Don’t force the school part. It will come. He is pretty young – I have read that some kids just don’t get it until 8-9yo. Be kind, consistent and move at his pace.
Thanks ladies! Yes, I am not concerned about any learning issues, nor am I really trying to push academics too much. Mostly for 1st gr yr we are just reading, about everything. Listening to music, picture up on display, carving, doing art on their own, games and stories for math. Which is why I’ve been doing salt box, chalk outside, etc. for this as well. Trying to keep it fun and simple, not a workbook or textbook in sight. I know it is normal for boys to not learn to read or struggle with writing until even 9 or 10 or so.
Good thought to try and do it when younger ds is with Dad or something. That is a thought. Older ds has done it with success all last year for numbers and only a couple letters and it was no big deal. I will try it with playdough as well. Fortunately, the kids and I love to read, and so we read several chunks of time each day per their requests for storytime. I just was following the SCM guide as to what to include this year. And since he doesn’t know all the sounds, and can’t write his name, I thought we’d work on that this year. (all the ps here have them do it at 4-5 yrs old which is insane!) We re-tied heartstrings this afternoon and he invited me to play with him and read a special carving book with him which I did.
Q. Should I toss out my idea to use Cursive First and just let him print? (the childcare workers at a sewing group I went to taught him a few things, and has refused cursive ever since. Perhaps he thinks I’m not a “real” teacher or something).
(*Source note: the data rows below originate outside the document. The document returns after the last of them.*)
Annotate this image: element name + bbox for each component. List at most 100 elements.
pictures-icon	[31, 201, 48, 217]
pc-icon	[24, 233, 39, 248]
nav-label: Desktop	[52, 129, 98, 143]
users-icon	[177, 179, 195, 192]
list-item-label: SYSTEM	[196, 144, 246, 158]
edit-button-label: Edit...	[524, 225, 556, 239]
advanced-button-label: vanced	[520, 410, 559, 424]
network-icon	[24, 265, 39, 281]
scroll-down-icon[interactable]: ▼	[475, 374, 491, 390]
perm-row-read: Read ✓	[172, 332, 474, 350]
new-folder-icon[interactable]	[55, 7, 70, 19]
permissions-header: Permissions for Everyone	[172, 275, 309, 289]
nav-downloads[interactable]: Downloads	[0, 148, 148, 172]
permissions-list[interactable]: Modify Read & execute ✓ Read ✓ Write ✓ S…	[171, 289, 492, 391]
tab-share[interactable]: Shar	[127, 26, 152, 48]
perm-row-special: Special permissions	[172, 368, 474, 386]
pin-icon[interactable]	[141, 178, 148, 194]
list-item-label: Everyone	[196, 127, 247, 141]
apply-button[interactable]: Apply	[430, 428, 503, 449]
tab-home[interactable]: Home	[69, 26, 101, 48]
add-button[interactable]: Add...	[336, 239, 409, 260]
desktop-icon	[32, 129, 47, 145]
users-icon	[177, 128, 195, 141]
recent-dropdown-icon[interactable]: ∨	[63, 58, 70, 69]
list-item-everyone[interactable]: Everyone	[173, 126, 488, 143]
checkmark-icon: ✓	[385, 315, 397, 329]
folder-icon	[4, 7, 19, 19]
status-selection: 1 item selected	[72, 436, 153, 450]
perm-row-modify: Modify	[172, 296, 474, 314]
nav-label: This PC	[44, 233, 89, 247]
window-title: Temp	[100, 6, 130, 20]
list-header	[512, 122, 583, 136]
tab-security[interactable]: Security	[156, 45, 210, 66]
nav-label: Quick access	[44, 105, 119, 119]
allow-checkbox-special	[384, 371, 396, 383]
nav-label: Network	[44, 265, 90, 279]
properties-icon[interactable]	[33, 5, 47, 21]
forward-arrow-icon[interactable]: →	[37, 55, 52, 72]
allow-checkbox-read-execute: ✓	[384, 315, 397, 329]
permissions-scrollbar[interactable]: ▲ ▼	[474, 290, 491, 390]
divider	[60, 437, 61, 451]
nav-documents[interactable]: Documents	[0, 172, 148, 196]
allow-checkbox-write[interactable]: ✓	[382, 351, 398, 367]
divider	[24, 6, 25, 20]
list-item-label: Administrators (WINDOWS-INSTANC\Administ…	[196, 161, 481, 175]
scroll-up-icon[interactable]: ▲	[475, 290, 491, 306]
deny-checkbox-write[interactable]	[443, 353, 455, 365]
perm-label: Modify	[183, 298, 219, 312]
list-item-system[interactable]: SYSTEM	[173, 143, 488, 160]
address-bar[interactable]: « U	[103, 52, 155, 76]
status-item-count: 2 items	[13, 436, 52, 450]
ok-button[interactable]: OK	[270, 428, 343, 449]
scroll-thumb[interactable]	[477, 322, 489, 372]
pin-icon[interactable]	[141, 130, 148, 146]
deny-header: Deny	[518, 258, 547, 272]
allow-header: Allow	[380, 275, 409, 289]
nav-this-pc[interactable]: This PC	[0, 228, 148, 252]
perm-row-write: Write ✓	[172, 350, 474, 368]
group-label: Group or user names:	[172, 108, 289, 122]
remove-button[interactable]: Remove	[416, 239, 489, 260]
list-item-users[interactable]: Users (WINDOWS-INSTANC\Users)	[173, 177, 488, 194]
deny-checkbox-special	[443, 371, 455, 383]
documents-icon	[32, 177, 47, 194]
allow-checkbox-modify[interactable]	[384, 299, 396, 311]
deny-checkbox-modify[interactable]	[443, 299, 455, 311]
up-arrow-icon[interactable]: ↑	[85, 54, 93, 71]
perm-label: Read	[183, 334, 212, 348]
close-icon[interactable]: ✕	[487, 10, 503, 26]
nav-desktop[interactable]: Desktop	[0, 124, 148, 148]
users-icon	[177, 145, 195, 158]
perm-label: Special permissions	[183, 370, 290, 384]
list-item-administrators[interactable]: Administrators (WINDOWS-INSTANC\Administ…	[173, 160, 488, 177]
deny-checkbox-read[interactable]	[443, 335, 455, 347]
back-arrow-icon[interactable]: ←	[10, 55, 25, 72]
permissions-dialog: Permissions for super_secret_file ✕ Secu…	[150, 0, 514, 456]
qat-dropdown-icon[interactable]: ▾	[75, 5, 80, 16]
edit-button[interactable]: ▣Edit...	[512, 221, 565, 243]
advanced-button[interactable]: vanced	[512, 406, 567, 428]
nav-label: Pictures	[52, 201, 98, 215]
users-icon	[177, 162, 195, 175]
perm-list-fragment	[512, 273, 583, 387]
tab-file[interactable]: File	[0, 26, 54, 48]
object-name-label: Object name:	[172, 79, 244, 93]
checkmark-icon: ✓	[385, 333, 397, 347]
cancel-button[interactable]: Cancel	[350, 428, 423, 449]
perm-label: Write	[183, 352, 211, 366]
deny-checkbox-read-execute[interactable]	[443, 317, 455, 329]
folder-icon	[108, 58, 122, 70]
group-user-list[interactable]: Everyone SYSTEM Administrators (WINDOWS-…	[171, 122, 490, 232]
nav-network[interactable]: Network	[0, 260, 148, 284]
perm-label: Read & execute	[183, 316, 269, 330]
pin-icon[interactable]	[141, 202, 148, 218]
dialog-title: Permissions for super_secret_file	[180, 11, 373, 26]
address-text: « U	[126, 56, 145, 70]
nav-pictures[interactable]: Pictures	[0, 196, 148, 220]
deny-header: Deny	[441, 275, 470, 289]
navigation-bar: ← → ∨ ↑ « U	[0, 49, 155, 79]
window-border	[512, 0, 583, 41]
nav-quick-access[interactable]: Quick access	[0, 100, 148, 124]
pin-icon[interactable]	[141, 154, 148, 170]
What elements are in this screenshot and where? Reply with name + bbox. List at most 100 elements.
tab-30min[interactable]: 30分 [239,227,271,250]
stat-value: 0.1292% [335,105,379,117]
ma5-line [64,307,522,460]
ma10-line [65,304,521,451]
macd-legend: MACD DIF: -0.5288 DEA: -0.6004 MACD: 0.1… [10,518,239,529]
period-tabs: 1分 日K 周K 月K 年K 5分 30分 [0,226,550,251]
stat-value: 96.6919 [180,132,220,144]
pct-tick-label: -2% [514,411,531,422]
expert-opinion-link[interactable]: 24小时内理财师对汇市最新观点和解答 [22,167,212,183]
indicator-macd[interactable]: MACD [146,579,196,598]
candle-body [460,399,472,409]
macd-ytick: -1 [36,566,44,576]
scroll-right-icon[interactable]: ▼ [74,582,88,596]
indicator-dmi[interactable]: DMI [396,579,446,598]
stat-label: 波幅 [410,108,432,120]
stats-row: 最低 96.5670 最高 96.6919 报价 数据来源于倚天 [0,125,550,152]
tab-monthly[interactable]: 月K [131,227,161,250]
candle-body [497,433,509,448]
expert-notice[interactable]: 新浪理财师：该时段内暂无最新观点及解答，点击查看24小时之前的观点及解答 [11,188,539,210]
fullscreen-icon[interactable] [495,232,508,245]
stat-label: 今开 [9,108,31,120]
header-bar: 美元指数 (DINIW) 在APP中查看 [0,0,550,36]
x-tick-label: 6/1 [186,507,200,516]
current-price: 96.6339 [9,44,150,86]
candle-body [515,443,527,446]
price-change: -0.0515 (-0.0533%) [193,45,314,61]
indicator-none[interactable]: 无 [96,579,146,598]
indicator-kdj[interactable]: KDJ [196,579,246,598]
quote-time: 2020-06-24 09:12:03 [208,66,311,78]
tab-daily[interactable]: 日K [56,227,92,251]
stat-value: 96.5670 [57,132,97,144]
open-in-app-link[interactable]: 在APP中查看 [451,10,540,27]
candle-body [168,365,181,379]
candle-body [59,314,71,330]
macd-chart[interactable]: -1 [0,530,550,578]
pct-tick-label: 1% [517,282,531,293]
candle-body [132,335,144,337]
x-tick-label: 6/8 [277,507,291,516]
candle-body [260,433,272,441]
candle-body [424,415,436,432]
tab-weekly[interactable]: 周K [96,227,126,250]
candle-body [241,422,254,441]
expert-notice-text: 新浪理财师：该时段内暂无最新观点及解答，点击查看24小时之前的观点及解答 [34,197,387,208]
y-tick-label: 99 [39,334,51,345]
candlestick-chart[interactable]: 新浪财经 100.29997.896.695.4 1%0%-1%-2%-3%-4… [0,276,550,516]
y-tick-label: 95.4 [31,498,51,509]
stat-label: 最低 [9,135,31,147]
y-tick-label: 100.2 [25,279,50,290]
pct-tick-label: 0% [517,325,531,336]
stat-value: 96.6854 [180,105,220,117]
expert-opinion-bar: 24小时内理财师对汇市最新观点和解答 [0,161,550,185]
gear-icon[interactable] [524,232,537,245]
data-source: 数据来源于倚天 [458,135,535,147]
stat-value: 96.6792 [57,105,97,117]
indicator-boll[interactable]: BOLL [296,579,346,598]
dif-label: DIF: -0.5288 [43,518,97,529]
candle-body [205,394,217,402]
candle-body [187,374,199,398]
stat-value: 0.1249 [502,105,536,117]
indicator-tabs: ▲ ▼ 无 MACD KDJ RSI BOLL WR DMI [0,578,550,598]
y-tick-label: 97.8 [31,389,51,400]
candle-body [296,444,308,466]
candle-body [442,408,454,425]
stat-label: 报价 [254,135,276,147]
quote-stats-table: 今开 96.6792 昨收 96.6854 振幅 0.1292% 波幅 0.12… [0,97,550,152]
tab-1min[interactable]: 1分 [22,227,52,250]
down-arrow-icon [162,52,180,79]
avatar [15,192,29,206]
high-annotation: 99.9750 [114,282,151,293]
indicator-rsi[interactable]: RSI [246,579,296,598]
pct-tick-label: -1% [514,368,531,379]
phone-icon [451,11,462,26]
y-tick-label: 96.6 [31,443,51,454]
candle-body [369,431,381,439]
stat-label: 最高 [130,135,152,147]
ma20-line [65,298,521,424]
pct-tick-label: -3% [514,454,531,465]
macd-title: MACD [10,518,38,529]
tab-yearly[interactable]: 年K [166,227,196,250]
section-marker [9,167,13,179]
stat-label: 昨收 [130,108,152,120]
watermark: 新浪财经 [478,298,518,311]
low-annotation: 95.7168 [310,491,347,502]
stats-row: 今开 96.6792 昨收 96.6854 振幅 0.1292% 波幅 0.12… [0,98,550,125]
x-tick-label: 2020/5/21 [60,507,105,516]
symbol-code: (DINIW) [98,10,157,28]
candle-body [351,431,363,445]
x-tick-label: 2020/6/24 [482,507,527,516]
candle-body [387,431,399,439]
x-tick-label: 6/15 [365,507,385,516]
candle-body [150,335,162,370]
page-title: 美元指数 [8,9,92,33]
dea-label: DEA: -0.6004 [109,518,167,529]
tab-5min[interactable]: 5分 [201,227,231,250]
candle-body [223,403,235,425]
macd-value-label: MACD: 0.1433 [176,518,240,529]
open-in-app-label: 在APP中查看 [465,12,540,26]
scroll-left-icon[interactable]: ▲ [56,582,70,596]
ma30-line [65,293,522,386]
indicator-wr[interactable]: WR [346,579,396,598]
I know some people prefer to teach cursive first, which is of course totally fine, but I went the route of letting my dd decide when to start (though I probably would have added it myself if she took too long to ask). She asked to learn last year when she turned 8 and was entering 2nd grade. I didn’t think she would do a very good job (so optimistic of me huh!?) b/c her print is not the greatest, but I learned my lesson b/c she writes better in cursive than in print and is very proud of herself, much more proud than she was of learning to print. Our second homeschooled dd was in K this past year and has been tagging along for my other dd’s first three years so she catches on faster and does generally have an easier time with many subjects, and her big sister notices this and is not a fan. I would guess a combo of smart and excited younger sib, less of a natural ease with the subjects, and not yet being developmentally ready to do some of the things others his age are doing would be the culprit. I could be wrong of course, but being so young, I do not see the harm in backing off a bit, finding joyful ways to experience letters and books, and exploring in depth things he loves (trains?animals?space?) and connecting those things to letters etc may help with the attitude and help him to relax enough for the learning to take place more naturally? I hope things improve, try not to get frustrated, you are doing a wonderful job. Can you imagine if he was lost in a class with 20 other 6 year olds? You are doing the right thing. God bless.